Saturday, April 15, 2017

Three Questions After the Fourth Death Anniversary



Psychologist John Schneider advises those confronting any type of grief to consider three questions: What is lost? What is left? What is possible? The answers for me keep changing with each passing year after Noah’s suicide. Surely some things are possible now that I couldn’t imagine before. The loss itself takes up less space in my thoughts and daily life. But so, too, has the loss deepened and solidified, a stone lodged in my heart.
A partial list of answers to the three questions @ 4 years:
What is lost? Our precious boy – his many gifts and how he inspired and teased and amazed and worried and exasperated us. The things he would have done and places he would have gone and people he would have met. The endless list of all that was contained in a life, obliterated, never to be recovered. But most of all: the exchange of love. A family of four. The chance for reconciliation and a return to our lifelong conversation. The chance to see him grown and happy. A normal life.
What is left? A stone in a cemetery. A stone in a park. A small box of artifacts in a closet.
Doubt. Guilt. Regret. Questions. Tears.
The embers and tatters of memory.
The photos he made. The people whose lives he touched.
A living son, far from home.
Our puppies and spring garden and contented chickens.
Those who understand and share our pain, whether we’ve known them for years or just met them at a survivors’ gathering.
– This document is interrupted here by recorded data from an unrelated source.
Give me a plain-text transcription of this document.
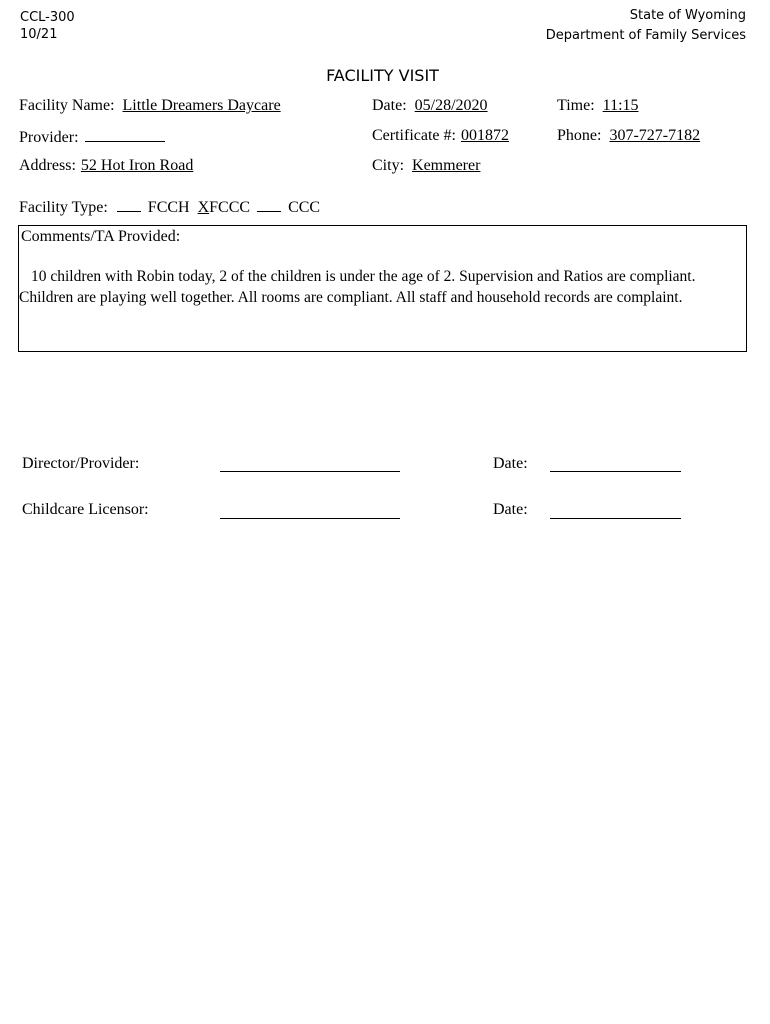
CCL-300
10/21
State of Wyoming
Department of Family Services
FACILITY VISIT
Facility Name: Little Dreamers Daycare	Date: 05/28/2020	Time: 11:15
Provider:	Certificate #: 001872	Phone: 307-727-7182
Address: 52 Hot Iron Road	City: Kemmerer
Facility Type:	FCCH XFCCC CCC
Comments/TA Provided:
10 children with Robin today, 2 of the children is under the age of 2. Supervision and Ratios are compliant.
Children are playing well together. All rooms are compliant. All staff and household records are complaint.
Director/Provider:	Date:
Childcare Licensor:	Date:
The beauty and wonder of the world.
What is possible? Remembering. Forgetting. Seeking wholeness. Opening the heart.
Continuing to try to understand.
Moments of happiness.
Helping others on this path.
Being grateful for 21 years.
Bearing unbearable loss.
To my fellow survivors: So many questions will never be answered after suicide. But we can try to answer for ourselves: What is lost? What is left? What is possible? How do these questions and their answers sit with you today?